What is the exact meaning of set - $DIR_STACK?

的确切含义是set - $DIR_STACK什么?

回答by Charles Duffy

This will string-split and glob-expand the contents of $DIR_STACK, putting the first in $1, the second in $2, etc. It's not good practice -- well-written scripts don't rely on string splitting (see the advice at the very top of BashPitfalls, and many of the bugs below are caused by failures to heed that advice).

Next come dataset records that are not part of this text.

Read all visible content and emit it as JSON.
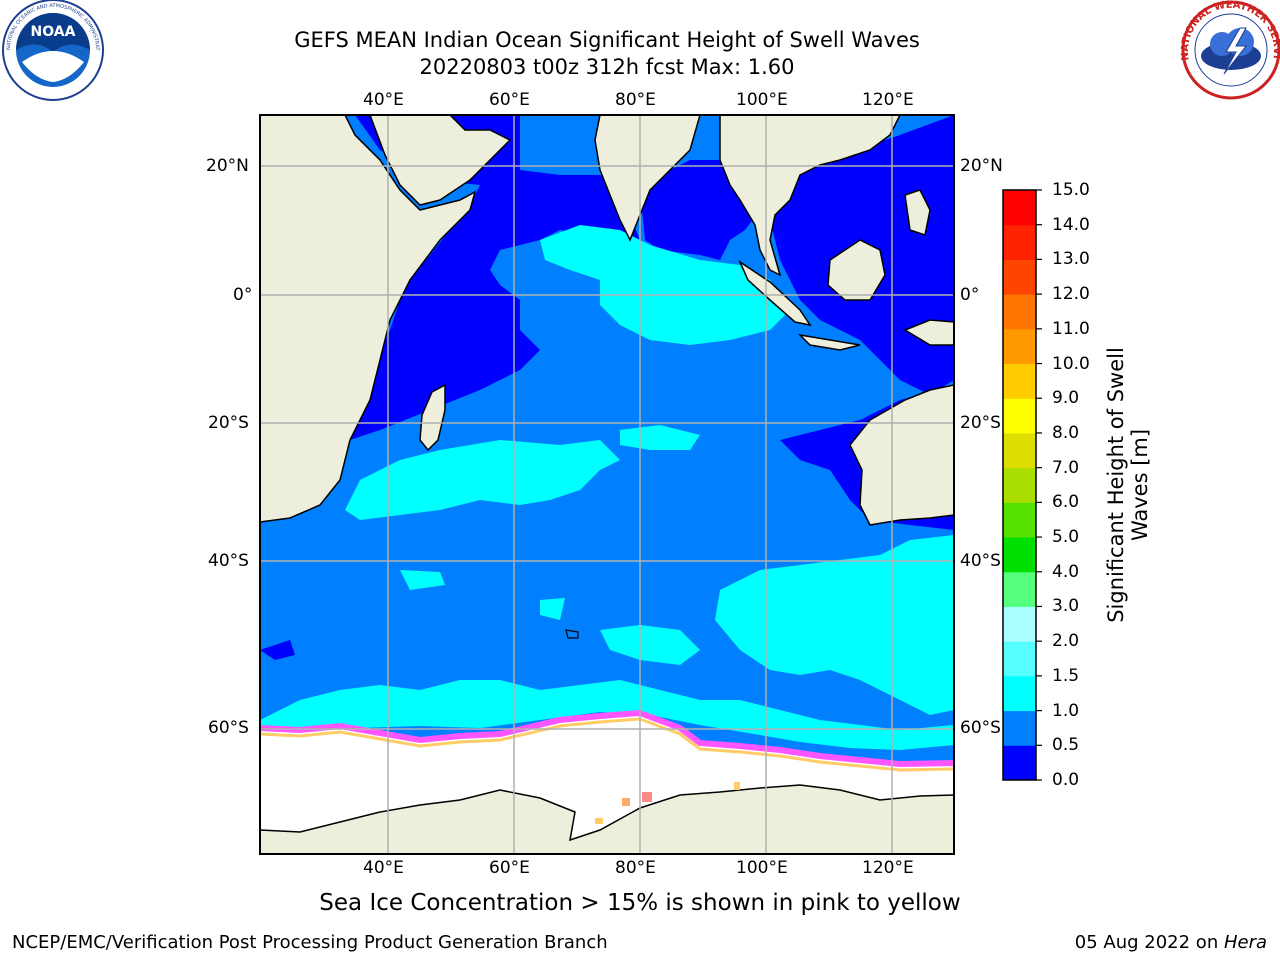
{
  "title": {
    "line1": "GEFS MEAN Indian Ocean Significant Height of Swell Waves",
    "line2": "20220803 t00z 312h fcst   Max: 1.60"
  },
  "logos": {
    "noaa": {
      "text": "NOAA",
      "ring_text": "NATIONAL OCEANIC AND ATMOSPHERIC ADMINISTRATION • U.S. DEPARTMENT OF COMMERCE"
    },
    "nws": {
      "ring_text": "NATIONAL WEATHER SERVICE"
    }
  },
  "map": {
    "lon_labels": [
      "40°E",
      "60°E",
      "80°E",
      "100°E",
      "120°E"
    ],
    "lat_labels": [
      "20°N",
      "0°",
      "20°S",
      "40°S",
      "60°S"
    ],
    "ocean_colors": {
      "lt_0_5": "#0000ff",
      "0_5_1_0": "#0080ff",
      "1_0_1_5": "#00ffff",
      "land": "#eeeedd",
      "sea_ice": [
        "#ff55ff",
        "#ff88cc",
        "#ffcc66"
      ]
    }
  },
  "colorbar": {
    "label_line1": "Significant Height of Swell",
    "label_line2": "Waves [m]",
    "ticks": [
      "0.0",
      "0.5",
      "1.0",
      "1.5",
      "2.0",
      "3.0",
      "4.0",
      "5.0",
      "6.0",
      "7.0",
      "8.0",
      "9.0",
      "10.0",
      "11.0",
      "12.0",
      "13.0",
      "14.0",
      "15.0"
    ],
    "colors": [
      "#0000ff",
      "#0080ff",
      "#00ffff",
      "#55ffff",
      "#aaffff",
      "#55ff80",
      "#00e000",
      "#55e000",
      "#aadd00",
      "#dddd00",
      "#ffff00",
      "#ffcc00",
      "#ff9900",
      "#ff7700",
      "#ff4400",
      "#ff2200",
      "#ff0000"
    ]
  },
  "footnote": "Sea Ice Concentration > 15% is shown in pink to yellow",
  "footer": {
    "left": "NCEP/EMC/Verification Post Processing Product Generation Branch",
    "date": "05 Aug 2022 on ",
    "host": "Hera"
  }
}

这将字符串拆分和全局扩展 的内容$DIR_STACK,将第一个放入$1,第二个放入$2等。这不是一个好习惯——编写良好的脚本不依赖于字符串拆分(请参阅最顶部的建议BashPitfalls以及下面的许多错误都是由于未能听取该建议而引起的)。

It's more properly written with --, not -. This is defined by POSIX Utility Syntax Guidelines, entry #10:

用 来写更合适--,而不是用-。这是由POSIX 实用程序语法指南,条目 #10 定义的:

The first --argument that is not an option-argument should be accepted as a delimiter indicating the end of options. Any following arguments should be treated as operands, even if they begin with the -character.

第一个--不是选项参数的参数应该被接受为指示选项结束的分隔符。任何后面的参数都应该被视为操作数,即使它们以-字符开头。



The use of setto change the argument list ($1, $2, etc) is also specified by POSIX, though (again) the standard specifies --, not -:

采用set改变参数列表($1$2,等)也由POSIX指定的,虽然(再次)的标准规定--,不-

The remaining arguments [ed: after processing options]shall be assigned in order to the positional parameters. The special parameter #shall be set to reflect the number of positional parameters. All positional parameters shall be unset before any new values are assigned.

The special argument --immediately following the set command name can be used to delimit the arguments if the first argument begins with +or -, or to prevent inadvertent listing of all shell variables when there are no arguments. The command set --without argument shall unset all positional parameters and set the special parameter #to zero.

剩余的参数[ed: after processing options]应按顺序分配给位置参数。#应设置特殊参数以反映位置参数的数量。在分配任何新值之前,应取消设置所有位置参数。

--如果第一个参数以+or开头,紧跟在 set 命令名称之后的特殊参数可用于分隔参数-,或者在没有参数时防止无意中列出所有 shell 变量。set --不带参数的命令应取消设置所有位置参数并将特殊参数#设置为零。